We trained two models: the baseline order-embedding model as well as the same model with layer
normalization applied to the GRU. After every 300 iterations, we compute Recall@K (R@K) values
on a held out validation set and save the model whenever R@K improves. The best performing
models are then evaluated on 5 separate test sets, each containing 1000 images and 5000 captions,
for which the mean results are reported. Both models use Adam [Kingma and Ba, 2014] with the
same initial hyperparameters and both models are trained using the same architectural choices as
used in Vendrov et al. [2016]. We refer the reader to the appendix for a description of how layer
normalization is applied to GRU.
Figure 1 illustrates the validation curves of the models, with and without layer normalization. We
plot R@1, R@5 and R@10 for the image retrieval task. We observe that layer normalization offers
a per-iteration speedup across all metrics and converges to its best validation model in 60% of the
time it takes the baseline model to do so. In Table 2, the test set results are reported from which we
observe that layer normalization also results in improved generalization over the original model. The
results we report are state-of-the-art for RNN embedding models, with only the structure-preserving
model of Wang et al. [2016] reporting better results on this task. However, they evaluate under
different conditions (1 test set instead of the mean over 5) and are thus not directly comparable.

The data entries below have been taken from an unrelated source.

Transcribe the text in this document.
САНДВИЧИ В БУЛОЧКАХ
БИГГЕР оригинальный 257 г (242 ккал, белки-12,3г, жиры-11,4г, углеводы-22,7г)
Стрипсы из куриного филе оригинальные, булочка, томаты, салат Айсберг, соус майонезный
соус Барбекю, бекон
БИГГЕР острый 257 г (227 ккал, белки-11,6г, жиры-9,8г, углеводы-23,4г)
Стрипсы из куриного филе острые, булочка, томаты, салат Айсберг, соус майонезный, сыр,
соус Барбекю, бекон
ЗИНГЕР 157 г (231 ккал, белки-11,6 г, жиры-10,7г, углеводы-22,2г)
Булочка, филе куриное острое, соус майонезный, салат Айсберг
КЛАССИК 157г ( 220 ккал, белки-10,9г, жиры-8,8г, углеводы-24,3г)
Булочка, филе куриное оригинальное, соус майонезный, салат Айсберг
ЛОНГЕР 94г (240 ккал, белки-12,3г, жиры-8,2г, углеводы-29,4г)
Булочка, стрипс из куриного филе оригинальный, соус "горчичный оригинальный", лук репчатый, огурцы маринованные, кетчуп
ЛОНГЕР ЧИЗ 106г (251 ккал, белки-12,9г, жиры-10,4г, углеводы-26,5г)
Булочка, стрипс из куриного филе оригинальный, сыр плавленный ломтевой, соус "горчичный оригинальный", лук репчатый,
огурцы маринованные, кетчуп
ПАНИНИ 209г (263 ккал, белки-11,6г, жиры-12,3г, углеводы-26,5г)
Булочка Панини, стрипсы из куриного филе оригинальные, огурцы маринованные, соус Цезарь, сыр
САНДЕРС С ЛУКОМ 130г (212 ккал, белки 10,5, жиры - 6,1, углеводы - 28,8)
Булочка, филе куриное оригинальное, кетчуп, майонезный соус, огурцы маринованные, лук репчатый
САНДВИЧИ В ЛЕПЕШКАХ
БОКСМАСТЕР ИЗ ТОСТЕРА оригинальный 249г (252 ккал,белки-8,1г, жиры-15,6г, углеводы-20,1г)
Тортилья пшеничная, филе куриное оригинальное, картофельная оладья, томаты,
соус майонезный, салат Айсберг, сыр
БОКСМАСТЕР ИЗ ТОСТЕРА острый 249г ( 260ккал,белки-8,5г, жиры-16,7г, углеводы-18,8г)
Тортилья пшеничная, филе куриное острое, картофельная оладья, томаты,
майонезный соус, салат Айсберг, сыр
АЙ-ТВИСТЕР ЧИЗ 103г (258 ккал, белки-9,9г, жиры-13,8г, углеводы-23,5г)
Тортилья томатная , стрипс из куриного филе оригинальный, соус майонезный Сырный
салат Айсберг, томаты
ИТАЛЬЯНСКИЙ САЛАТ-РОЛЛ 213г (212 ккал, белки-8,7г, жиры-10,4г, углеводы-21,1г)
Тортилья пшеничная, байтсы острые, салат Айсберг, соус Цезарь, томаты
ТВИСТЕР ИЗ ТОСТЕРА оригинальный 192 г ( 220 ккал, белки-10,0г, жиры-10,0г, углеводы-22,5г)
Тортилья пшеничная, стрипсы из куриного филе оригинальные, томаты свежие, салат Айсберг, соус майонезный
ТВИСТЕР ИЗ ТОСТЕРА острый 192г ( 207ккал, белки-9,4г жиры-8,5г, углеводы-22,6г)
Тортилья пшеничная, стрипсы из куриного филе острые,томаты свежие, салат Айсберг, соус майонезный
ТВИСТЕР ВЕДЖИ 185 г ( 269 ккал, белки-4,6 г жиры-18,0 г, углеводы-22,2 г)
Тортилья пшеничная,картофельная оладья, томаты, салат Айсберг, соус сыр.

6.2        Teaching machines to read and comprehend
In order to compare layer normalization to the recently proposed recurrent batch normalization
[Cooijmans et al., 2016], we train an unidirectional attentive reader model on the CNN corpus both
introduced by Hermann et al. [2015]. This is a question-answering task where a query description
about a passage must be answered by filling in a blank. The data is anonymized such that entities
are given randomized tokens to prevent degenerate solutions, which are consistently permuted dur-
ing training and evaluation. We follow the same experimental protocol as Cooijmans et al. [2016]
and modify their public code to incorporate layer normalization 2 which uses Theano [Team et al.,
2016]. We obtained the pre-processed dataset used by Cooijmans et al. [2016] which differs from
the original experiments of Hermann et al. [2015] in that each passage is limited to 4 sentences.
In Cooijmans et al. [2016], two variants of recurrent batch normalization are used: one where BN
is only applied to the LSTM while the other applies BN everywhere throughout the model. In our
experiment, we only apply layer normalization within the LSTM.
The results of this experiment are shown in Figure 2. We observe that layer normalization not only
trains faster but converges to a better validation result over both the baseline and BN variants. In
Cooijmans et al. [2016], it is argued that the scale parameter in BN must be carefully chosen and is
set to 0.1 in their experiments. We experimented with layer normalization for both 1.0 and 0.1 scale
initialization and found that the former model performed significantly better. This demonstrates that
layer normalization is not sensitive to the initial scale in the same way that recurrent BN is. 3

6.3        Skip-thought vectors
Skip-thoughts [Kiros et al., 2015] is a generalization of the skip-gram model [Mikolov et al., 2013]
for learning unsupervised distributed sentence representations. Given contiguous text, a sentence is
      2
          https://github.com/cooijmanstim/Attentive_reader/tree/bn
      3
          We only produce results on the validation set, as in the case of Cooijmans et al. [2016]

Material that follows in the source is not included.